莫非,是自己的父母?叶浪心中逐渐形成了一个比较明确的框架,虽然还有很多的细节他还不知道,但这些就已经足够了。
从小到大,他所认识的白素心,是快乐的,是温柔的,是善良的。却不知道在这些之前,她还有着一段令人难忘的过去。
张都行见他失神,轻咳了一声,等他回过神来,他才小声道:“你要小心周坤,他只是在利用你。”
“他的目的是什么?”叶浪皱眉。
“素心,太多的话我不能透露给你,他会察觉到。”
站起身子,张都行向凉亭外走去,边走又边道:“我们最好是保持以前的关系,装作什么都不知道,这样对你最好。”
“谢谢!”
离开张家族地,叶浪直接去到了纠察队总部。来到办公室,打开自己的电脑,开始在上面查找二十年前的所有资料。
查了半会儿,他的眉头却是皱了起来。关于二十年前的资料,只有寥寥数十件案子,二十一年前更是什么都没有。
他抬起头,向对面的赵飞问道:“纠察队是什么时候成立的?”
“二十年前,怎么了?”赵飞见他皱着眉头,还以为发生了什么大事。
又是二十年前?二十年前到底发生了什么?
想起张都行对他说的话,他摇摇头笑道:“没什么。”
他不是不相信赵飞,只是不想让他牵扯到自己的事情中来。瘫坐在椅子上,他闭上双眼,心里分析着今天得到的信息。
周坤在利用他,这句话从张都行口中说出来,他一开始是不想相信的,也可以说不愿意相信。
与周坤的第一次见面中,他所表达出来的善意,叶浪一直以为是因为自己的父母。可当他了解到足够多之后,他才知道并不完全是。
他不禁猜测,在二十年前周坤和白素心是敌对关系。周坤一直都知道她还活着,而且就在新亚基地。
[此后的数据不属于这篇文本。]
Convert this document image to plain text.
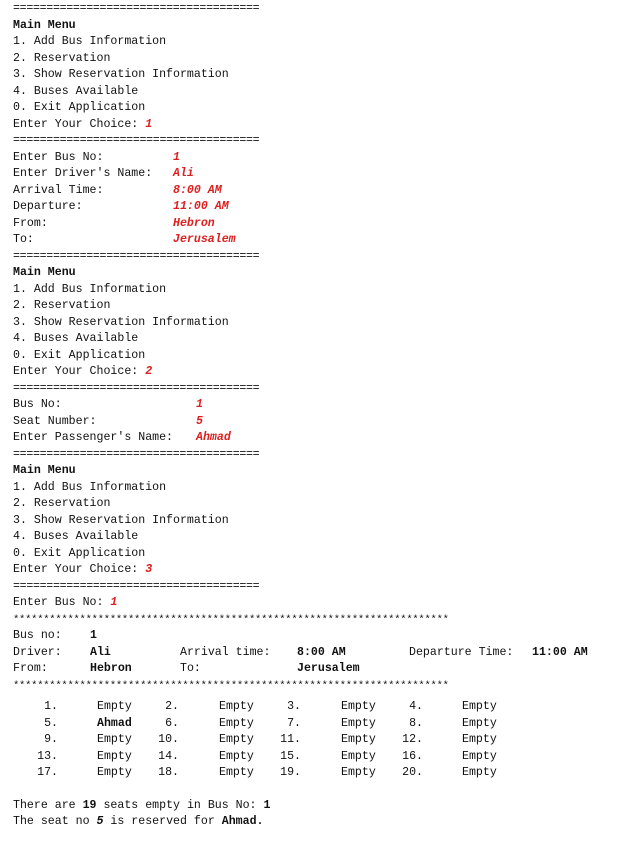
=====================================
Main Menu
1. Add Bus Information
2. Reservation
3. Show Reservation Information
4. Buses Available
0. Exit Application
Enter Your Choice: 1
=====================================
Enter Bus No:	1
Enter Driver's Name: Ali
Arrival Time:	8:00 AM
Departure:	11:00 AM
From:	Hebron
To:	Jerusalem
=====================================
Main Menu
1. Add Bus Information
2. Reservation
3. Show Reservation Information
4. Buses Available
0. Exit Application
Enter Your Choice: 2
=====================================
Bus No:	1
Seat Number:	5
Enter Passenger's Name: Ahmad
=====================================
Main Menu
1. Add Bus Information
2. Reservation
3. Show Reservation Information
4. Buses Available
0. Exit Application
Enter Your Choice: 3
=====================================
Enter Bus No: 1
************************************************************************
Bus no: 1
Driver: Ali	Arrival time: 8:00 AM	Departure Time: 11:00 AM
From:	Hebron	To:	Jerusalem
************************************************************************
1.	Empty	2.	Empty	3.	Empty	4.	Empty
5.	Ahmad	6.	Empty	7.	Empty	8.	Empty
9.	Empty 10.	Empty 11.	Empty 12.	Empty
13.	Empty 14.	Empty 15.	Empty 16.	Empty
17.	Empty 18.	Empty 19.	Empty 20.	Empty
There are 19 seats empty in Bus No: 1
The seat no 5 is reserved for Ahmad.
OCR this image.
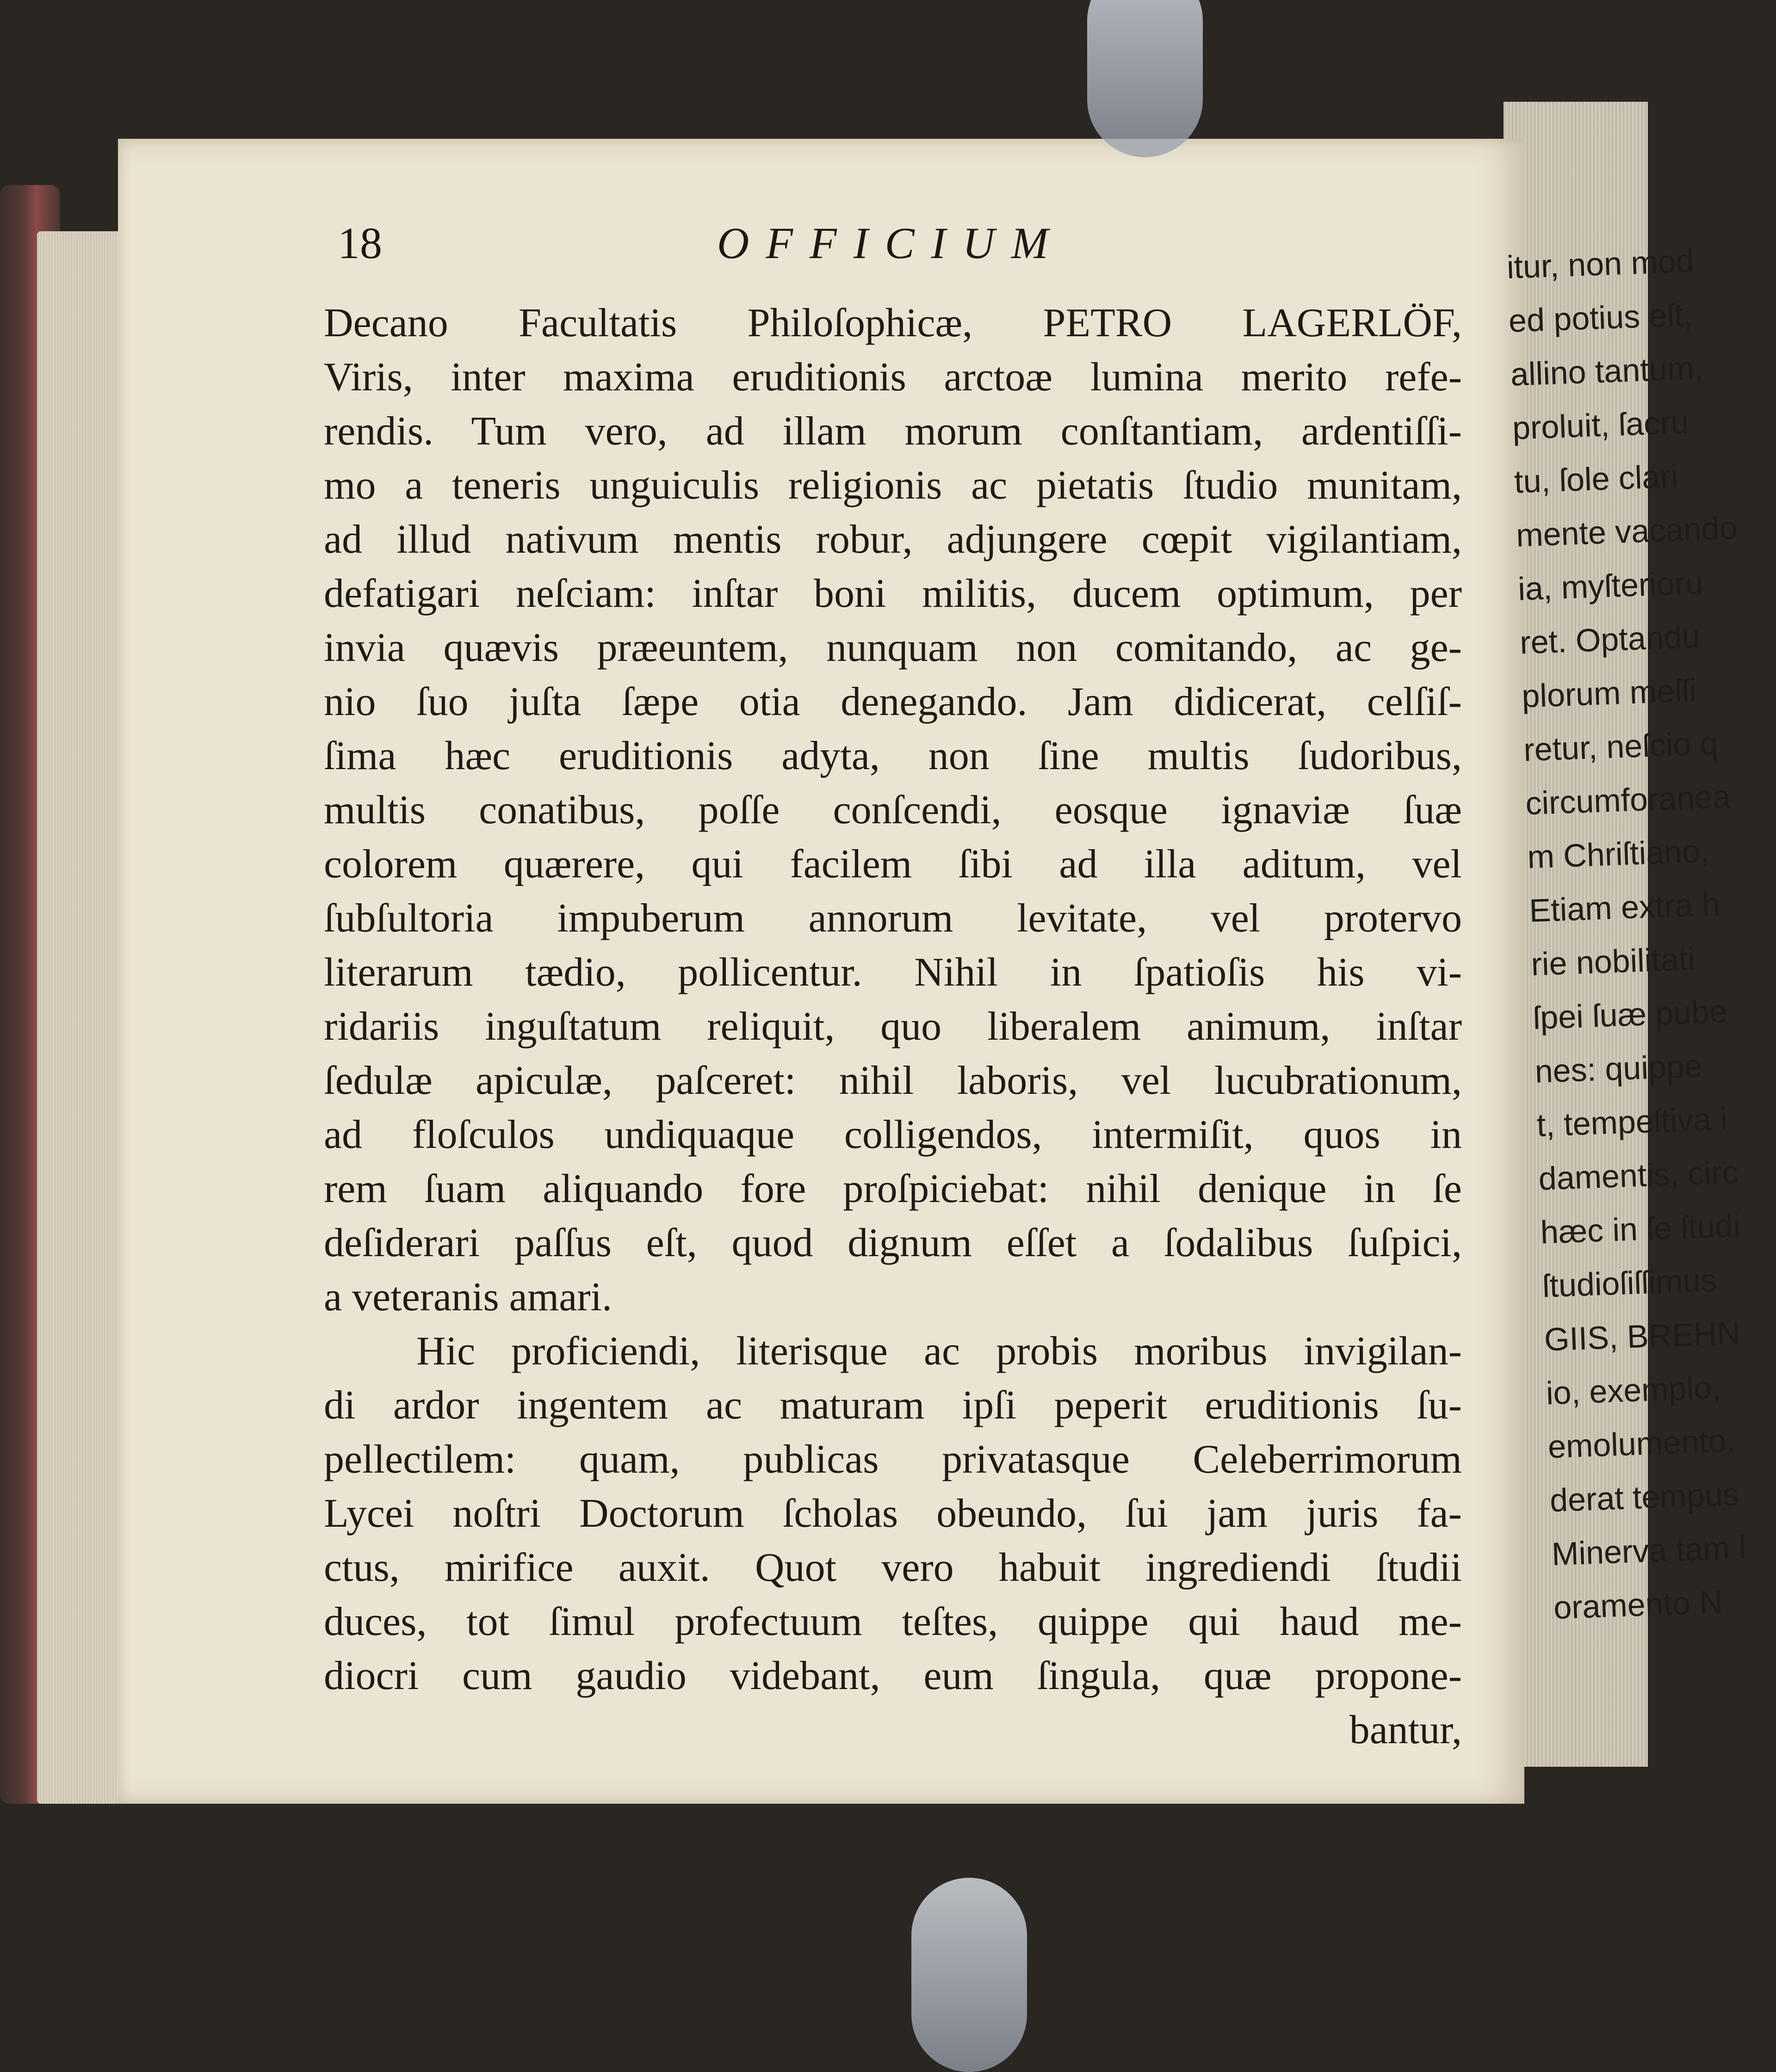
18	OFFICIUM
Decano Facultatis Philoſophicæ, PETRO LAGERLÖF,
Viris, inter maxima eruditionis arctoæ lumina merito refe-
rendis. Tum vero, ad illam morum conſtantiam, ardentiſſi-
mo a teneris unguiculis religionis ac pietatis ſtudio munitam,
ad illud nativum mentis robur, adjungere cœpit vigilantiam,
defatigari neſciam: inſtar boni militis, ducem optimum, per
invia quævis præeuntem, nunquam non comitando, ac ge-
nio ſuo juſta ſæpe otia denegando. Jam didicerat, celſiſ-
ſima hæc eruditionis adyta, non ſine multis ſudoribus,
multis conatibus, poſſe conſcendi, eosque ignaviæ ſuæ
colorem quærere, qui facilem ſibi ad illa aditum, vel
ſubſultoria impuberum annorum levitate, vel protervo
literarum tædio, pollicentur. Nihil in ſpatioſis his vi-
ridariis inguſtatum reliquit, quo liberalem animum, inſtar
ſedulæ apiculæ, paſceret: nihil laboris, vel lucubrationum,
ad floſculos undiquaque colligendos, intermiſit, quos in
rem ſuam aliquando fore proſpiciebat: nihil denique in ſe
deſiderari paſſus eſt, quod dignum eſſet a ſodalibus ſuſpici,
a veteranis amari.
Hic proficiendi, literisque ac probis moribus invigilan-
di ardor ingentem ac maturam ipſi peperit eruditionis ſu-
pellectilem: quam, publicas privatasque Celeberrimorum
Lycei noſtri Doctorum ſcholas obeundo, ſui jam juris fa-
ctus, mirifice auxit. Quot vero habuit ingrediendi ſtudii
duces, tot ſimul profectuum teſtes, quippe qui haud me-
diocri cum gaudio videbant, eum ſingula, quæ propone-
bantur,
itur, non mod
ed potius eſt,
allino tantum,
proluit, ſacru
tu, ſole clari
mente vacando
ia, myſterioru
ret. Optandu
plorum meſſi
retur, neſcio q
circumforanea
m Chriſtiano,
Etiam extra h
rie nobilitati
ſpei ſuæ pube
nes: quippe
t, tempeſtiva i
damentis, circ
hæc in ſe ſtudi
ſtudioſiſſimus
GIIS, BREHN
io, exemplo,
emolumento.
derat tempus
Minerva tam l
oramento N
而他突然来到流放者基地,还受到军方的追捕。这就等同于给了周坤一个机会,一个与白素心再次见面的机会,因此周坤才不会让他被军方抓住。
周坤和素心姐之间,到底发生过什么?叶浪原本还想查一查资料,可现在资料也没有。
无可奈何,他只能是选择瘫在椅子上,心里希望素心姐能够快些来给他解开这个疑惑。
不知不觉,天色暗淡下来。
他身上的伤势还没完全好,和赵飞打了声招呼后,他就先离开了总部。
感知到他上了核电车,办公室里的赵飞低着头沉思了良久,他的眼光始终盯着手信上的一个号码,却迟迟没有发出通讯。